The subsidies for farmers originally were created in an attempt to ensure that even with a failed harvest, farmers would be able to provide for their families. Bruckner says the bill includes two provisions that close loopholes in the system and are “crucial to removing the federally subsidized incentive to bust up native grassland.”
Though a similar version of POP Act was included in last year’s House Agriculture Committee-passed farm bill, Reps. Noem and Walz said they want legislation with “stronger language” included in the 2013 farm bill.
According to Dr. Reese Halter, a conservation scientist and Huffington Post contributor, plants and animals found on the prairie are some of the hardiest in the world, in that they can withstand extremes such as floods and droughts.
“Grasses have figured out how to contend with aridity. They invest as much as 80 percent of their growth into roots and are able to regenerate by cloning from vegetative structures … The soils are fertile because the grasses produce more below-ground vegetation than soil organisms can consume,” he wrote.
One of the co-sponsors of the bill, Rep. Noem, said “coming from a state that has both a strong hunting tradition and agriculture community, this legislation helps continue the healthy balance between production and conservation.”

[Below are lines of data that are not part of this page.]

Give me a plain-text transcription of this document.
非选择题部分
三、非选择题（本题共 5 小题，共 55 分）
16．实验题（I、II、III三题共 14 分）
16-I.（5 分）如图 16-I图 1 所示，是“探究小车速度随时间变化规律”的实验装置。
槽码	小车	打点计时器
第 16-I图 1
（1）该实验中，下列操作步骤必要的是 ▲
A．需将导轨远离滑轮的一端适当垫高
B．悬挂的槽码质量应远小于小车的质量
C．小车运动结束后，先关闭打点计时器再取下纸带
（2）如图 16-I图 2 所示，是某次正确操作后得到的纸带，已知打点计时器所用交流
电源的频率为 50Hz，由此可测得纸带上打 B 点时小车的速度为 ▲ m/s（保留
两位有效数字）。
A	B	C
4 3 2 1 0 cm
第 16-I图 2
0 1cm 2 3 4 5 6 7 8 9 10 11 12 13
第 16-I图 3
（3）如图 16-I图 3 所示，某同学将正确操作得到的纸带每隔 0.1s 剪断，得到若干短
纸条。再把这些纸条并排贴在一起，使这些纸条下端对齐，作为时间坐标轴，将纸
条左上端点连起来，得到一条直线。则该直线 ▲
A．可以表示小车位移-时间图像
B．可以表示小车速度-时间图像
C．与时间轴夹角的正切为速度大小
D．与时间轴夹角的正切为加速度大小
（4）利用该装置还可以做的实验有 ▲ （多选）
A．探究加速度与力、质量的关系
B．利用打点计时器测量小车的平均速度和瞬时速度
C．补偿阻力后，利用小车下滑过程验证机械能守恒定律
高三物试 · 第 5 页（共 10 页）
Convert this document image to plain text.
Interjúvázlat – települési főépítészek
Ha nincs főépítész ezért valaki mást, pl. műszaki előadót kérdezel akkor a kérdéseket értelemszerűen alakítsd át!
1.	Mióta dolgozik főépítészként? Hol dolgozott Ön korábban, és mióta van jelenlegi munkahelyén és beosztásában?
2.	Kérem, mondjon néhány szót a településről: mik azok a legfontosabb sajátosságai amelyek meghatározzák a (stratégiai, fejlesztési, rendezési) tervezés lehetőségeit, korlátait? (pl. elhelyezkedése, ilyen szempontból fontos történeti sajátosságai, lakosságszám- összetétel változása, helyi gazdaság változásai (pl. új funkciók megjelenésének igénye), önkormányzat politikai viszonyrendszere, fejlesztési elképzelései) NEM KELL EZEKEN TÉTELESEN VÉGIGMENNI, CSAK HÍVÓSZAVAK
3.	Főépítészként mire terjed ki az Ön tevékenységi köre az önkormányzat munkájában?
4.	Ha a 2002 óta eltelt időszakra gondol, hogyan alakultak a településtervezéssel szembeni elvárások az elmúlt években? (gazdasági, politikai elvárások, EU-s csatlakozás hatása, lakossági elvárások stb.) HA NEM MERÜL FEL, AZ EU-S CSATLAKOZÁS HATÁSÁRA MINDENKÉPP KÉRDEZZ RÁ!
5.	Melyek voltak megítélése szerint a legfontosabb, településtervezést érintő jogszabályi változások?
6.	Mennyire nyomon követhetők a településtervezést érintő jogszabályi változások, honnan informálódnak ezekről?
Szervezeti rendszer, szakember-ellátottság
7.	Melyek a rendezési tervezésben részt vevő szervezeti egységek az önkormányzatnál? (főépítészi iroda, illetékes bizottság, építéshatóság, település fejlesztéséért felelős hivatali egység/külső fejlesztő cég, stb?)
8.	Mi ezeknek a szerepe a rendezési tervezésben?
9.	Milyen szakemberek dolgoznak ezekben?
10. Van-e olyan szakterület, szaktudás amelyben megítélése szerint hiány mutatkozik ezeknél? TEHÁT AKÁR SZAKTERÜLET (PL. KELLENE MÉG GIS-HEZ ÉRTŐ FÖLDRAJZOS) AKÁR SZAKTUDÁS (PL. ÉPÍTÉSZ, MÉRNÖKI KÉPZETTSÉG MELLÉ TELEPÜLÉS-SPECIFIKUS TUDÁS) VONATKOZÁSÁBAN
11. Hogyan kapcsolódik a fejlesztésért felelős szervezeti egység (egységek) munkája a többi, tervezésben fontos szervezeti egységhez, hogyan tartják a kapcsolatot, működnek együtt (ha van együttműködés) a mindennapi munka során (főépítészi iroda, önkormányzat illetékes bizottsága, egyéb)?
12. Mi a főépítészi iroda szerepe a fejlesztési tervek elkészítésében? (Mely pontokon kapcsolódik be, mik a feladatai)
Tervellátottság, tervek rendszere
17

“The Protect Our Prairies Act accomplishes priorities for farmers, sportsmen and taxpayers,” said Representative Walz, the ranking member of the House Agriculture Subcommittee on Conservation, Energy and Forestry. “By working together and promoting common sense conservation practices we can support our farmers, protect critical wildlife habitat and support the hunting and fishing industry that is an integral part of our state’s economy.”
An identical version of the POP Act by Sen. John Thune (R-SD) was included in the Senate-passed “Agriculture Reform, Food and Jobs Act” last year, and is expected to remain in the 2013 version of the bill.